Note that not all PPS series albums were done on 35mm, but from this discography (which is basically lifted from Ruppli), it appears that 35mm albums were done at Fine Recording, United Recording (Bill Putnam) in Hollywood, Radio Recorders in Hollywood and maybe -- but it's not clear -- Universal Recording in Chicago.

Later, in the mid and late 60's, Enoch Light's Project 3 made 35mm-master recordings at Fine Recording and later at A&R Studios in NY.

I don't know if this fad was ever wider-spread -- that's what I'm hoping other listmembers might know.

I'd also love to know details about the 35mm recording equipment and techniques at the Hollywood recording studios mentioned, Universal Recording and A&R. For instance, at Fine Recording the Westrex recording and playback EQ curves were tweaked to produce flatter extended treble response for music recording. I don't know if Hollywood in the early 60's operated on a standard EQ curve for 35mm recording or if Westrex machines had one curve, RCA had another, etc. Did other music-album recording studios tweak their film machines to have an extended/flatter top end?

Finally, in case I do a web page, discography info about any Mercury albums not detailed on the page above and anything that was not on Mercury, Command, Everest or Project 3 that is a confirmed case of 35mm original recording/master.
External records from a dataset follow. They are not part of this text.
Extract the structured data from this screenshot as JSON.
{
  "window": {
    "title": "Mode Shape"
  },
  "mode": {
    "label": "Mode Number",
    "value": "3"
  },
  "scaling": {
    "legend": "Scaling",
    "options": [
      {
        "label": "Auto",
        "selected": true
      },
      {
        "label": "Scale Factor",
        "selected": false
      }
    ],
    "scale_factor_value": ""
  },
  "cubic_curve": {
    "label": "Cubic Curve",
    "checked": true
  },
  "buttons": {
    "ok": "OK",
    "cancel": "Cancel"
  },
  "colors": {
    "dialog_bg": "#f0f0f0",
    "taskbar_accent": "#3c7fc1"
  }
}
Thanks in advance. This fad ended up pretty short-lived among the record companies due to the high cost 35mm and the limited number of studios using it. But, the sensation definitely raised the quality bar on regular magnetic tape. Several Ampex veterans have told me that Ampex's extensive re-thinking and science research of magnetic recording that led to the MR-70 was because corporate and marketing people panic'd about 35mm's perceived superiority. The MR-70 was by all accounts an amazing piece of engineering and capable of superior sound to all other tape machines of the time, but was priced too high for the market and thus was a monetary/business failure. Once solid-state technology matured a bit, Ampex was able to produce the same superior electric specs and nearly as good mechanical specs at market-bearable prices with the AG-440. Research for the MR-70 led to numerous AES papers which expanded the knowledge and science of magnetic recording and tape recorder design. I'd be curious to know if there were other similar indirect fall-outs from the 35mm fad.

-- Tom Fine

PS -- for those interested, John Frayne of Westrex wrote an article for the AES Journal in 1960 that gives a lot of detail about the original Everest setup. And there was a 1967 Popular Science article detailing step-by-step a Project 3 session recorded to 35mm at Fine Recording, then taking the album thru the editing, mastering and manufacturing process.